The Colonel played for about twenty minutes or so. Most of his repetoire was pretty standard songs from the thirties and on. His first one: The Trolley Song from “Meet Me in St. Louis”. One of the most modern ones? Rubber Ducky. He did some Cole Porter, too.

He was followed by a fellow organist, Walt Strony. The picture below is pretty much the sort of thing we saw all evening. During his conversation with the audience, Colonel Moelmann stated that one of the “rules of show business” is not to turn your back on the audience. Well, with the Radio City setup, there was no way to not have your back to the audience.

The next organist was Lew Williams. The next picture is such that both he and Walt Strony were hard to tell apart.

At the very end, they went to the main stage and Col. Moelmann was presented with an award from the Theatre Organ Society International. The members of his Church sent flowers and the Colonel told us to get out.

The program itself was pretty standard. There was the first medley from Moelmann. He was joined by Russell Holmes for a few tunes. Walt Strony and Lew Williams did a few themselves, giving the Colonel a chance to take a breather. He came back to lead a sing-along. There was an intermission and then each of the four did some more playing. Plus, Fr. Franklin played some at the end with Moelmann.  There was one classical piece performed, I believe by Williams.  Lots of Broadway tunes.

One or two items. His playing was fine, but his three main accompanists were much sharper. No problem. Second, there was so many other sounds coming along with the organ playing that it seemed that the organ was played almost as much as a synthesizer than just a regular organ. I don’t know these things, but some of the sounds were such that they may have been recorded to play at the touch of a button rather than the sound changing because of the flick of a switch.

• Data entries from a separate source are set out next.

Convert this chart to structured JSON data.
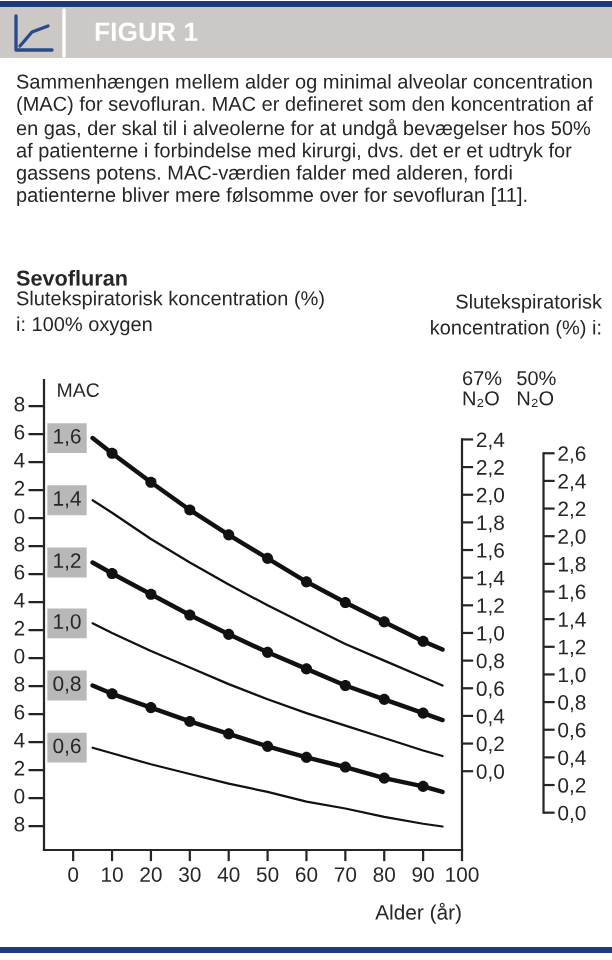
{
  "chart_data": {
    "type": "line",
    "title": "FIGUR 1",
    "subtitle": "Sammenhængen mellem alder og minimal alveolar concentration (MAC) for sevofluran. MAC er defineret som den koncentration af en gas, der skal til i alveolerne for at undgå bevægelser hos 50% af patienterne i forbindelse med kirurgi, dvs. det er et udtryk for gassens potens. MAC-værdien falder med alderen, fordi patienterne bliver mere følsomme over for sevofluran [11].",
    "annotations": [
      "Sevofluran",
      "MAC",
      "Slutekspiratorisk\nkoncentration (%) i:",
      "8",
      "0",
      "2",
      "4",
      "6",
      "8",
      "0",
      "2",
      "4",
      "6",
      "8",
      "0",
      "2",
      "4",
      "6",
      "8"
    ],
    "ylabel": "Slutekspiratorisk koncentration (%)\ni: 100% oxygen",
    "y2label": "67%\nN₂O",
    "y3label": "50%\nN₂O",
    "xlabel": "Alder (år)",
    "x": [
      5,
      10,
      20,
      30,
      40,
      50,
      60,
      70,
      80,
      90,
      95
    ],
    "series": [
      {
        "name": "1,6",
        "color": "#111111",
        "marker": "circle",
        "axis": "y2",
        "values": [
          2.41,
          2.3,
          2.09,
          1.89,
          1.71,
          1.54,
          1.37,
          1.22,
          1.08,
          0.94,
          0.88
        ]
      },
      {
        "name": "1,4",
        "color": "#111111",
        "marker": "none",
        "axis": "y2",
        "values": [
          1.96,
          1.87,
          1.68,
          1.51,
          1.35,
          1.2,
          1.06,
          0.92,
          0.8,
          0.68,
          0.62
        ]
      },
      {
        "name": "1,2",
        "color": "#111111",
        "marker": "circle",
        "axis": "y2",
        "values": [
          1.51,
          1.43,
          1.28,
          1.13,
          0.99,
          0.86,
          0.74,
          0.62,
          0.52,
          0.42,
          0.37
        ]
      },
      {
        "name": "1,0",
        "color": "#111111",
        "marker": "none",
        "axis": "y2",
        "values": [
          1.07,
          1.0,
          0.87,
          0.75,
          0.63,
          0.52,
          0.42,
          0.33,
          0.24,
          0.15,
          0.11
        ]
      },
      {
        "name": "0,8",
        "color": "#111111",
        "marker": "circle",
        "axis": "y2",
        "values": [
          0.62,
          0.56,
          0.46,
          0.36,
          0.27,
          0.18,
          0.1,
          0.03,
          -0.05,
          -0.11,
          -0.15
        ]
      },
      {
        "name": "0,6",
        "color": "#111111",
        "marker": "none",
        "axis": "y2",
        "values": [
          0.17,
          0.13,
          0.05,
          -0.02,
          -0.09,
          -0.15,
          -0.22,
          -0.27,
          -0.33,
          -0.38,
          -0.4
        ]
      }
    ],
    "xlim": [
      -7.5,
      100
    ],
    "xticks": [
      0,
      10,
      20,
      30,
      40,
      50,
      60,
      70,
      80,
      90,
      100
    ],
    "y2lim": [
      -0.57,
      2.83
    ],
    "y2ticks": [
      {
        "value": 0.0,
        "label": "0,0"
      },
      {
        "value": 0.2,
        "label": "0,2"
      },
      {
        "value": 0.4,
        "label": "0,4"
      },
      {
        "value": 0.6,
        "label": "0,6"
      },
      {
        "value": 0.8,
        "label": "0,8"
      },
      {
        "value": 1.0,
        "label": "1,0"
      },
      {
        "value": 1.2,
        "label": "1,2"
      },
      {
        "value": 1.4,
        "label": "1,4"
      },
      {
        "value": 1.6,
        "label": "1,6"
      },
      {
        "value": 1.8,
        "label": "1,8"
      },
      {
        "value": 2.0,
        "label": "2,0"
      },
      {
        "value": 2.2,
        "label": "2,2"
      },
      {
        "value": 2.4,
        "label": "2,4"
      }
    ],
    "y3lim": [
      -0.27,
      3.13
    ],
    "y3ticks": [
      {
        "value": 0.0,
        "label": "0,0"
      },
      {
        "value": 0.2,
        "label": "0,2"
      },
      {
        "value": 0.4,
        "label": "0,4"
      },
      {
        "value": 0.6,
        "label": "0,6"
      },
      {
        "value": 0.8,
        "label": "0,8"
      },
      {
        "value": 1.0,
        "label": "1,0"
      },
      {
        "value": 1.2,
        "label": "1,2"
      },
      {
        "value": 1.4,
        "label": "1,4"
      },
      {
        "value": 1.6,
        "label": "1,6"
      },
      {
        "value": 1.8,
        "label": "1,8"
      },
      {
        "value": 2.0,
        "label": "2,0"
      },
      {
        "value": 2.2,
        "label": "2,2"
      },
      {
        "value": 2.4,
        "label": "2,4"
      },
      {
        "value": 2.6,
        "label": "2,6"
      }
    ],
    "grid": false
  }
}
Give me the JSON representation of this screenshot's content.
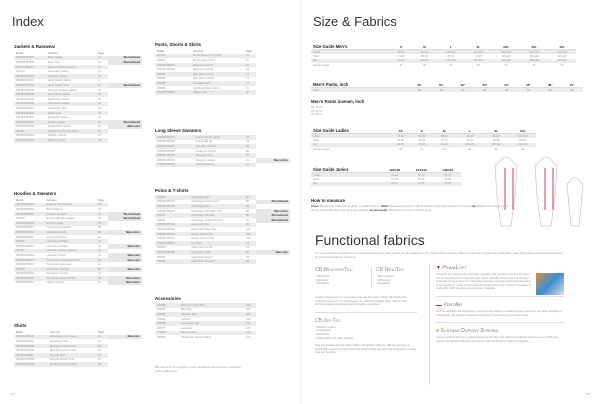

For example, some bell-type sounds were very fast and there didn’t seem to be any corresponding movement in the organists bodies to show that they were being created on the fly.

But that’s of no consequence. It was good to see somebody’s dream come true. To his credit, the Colonel said that he his main dream was to entertain us, but however you cut it; seeing him do this accomplishment was one of the main entertainments of the evening.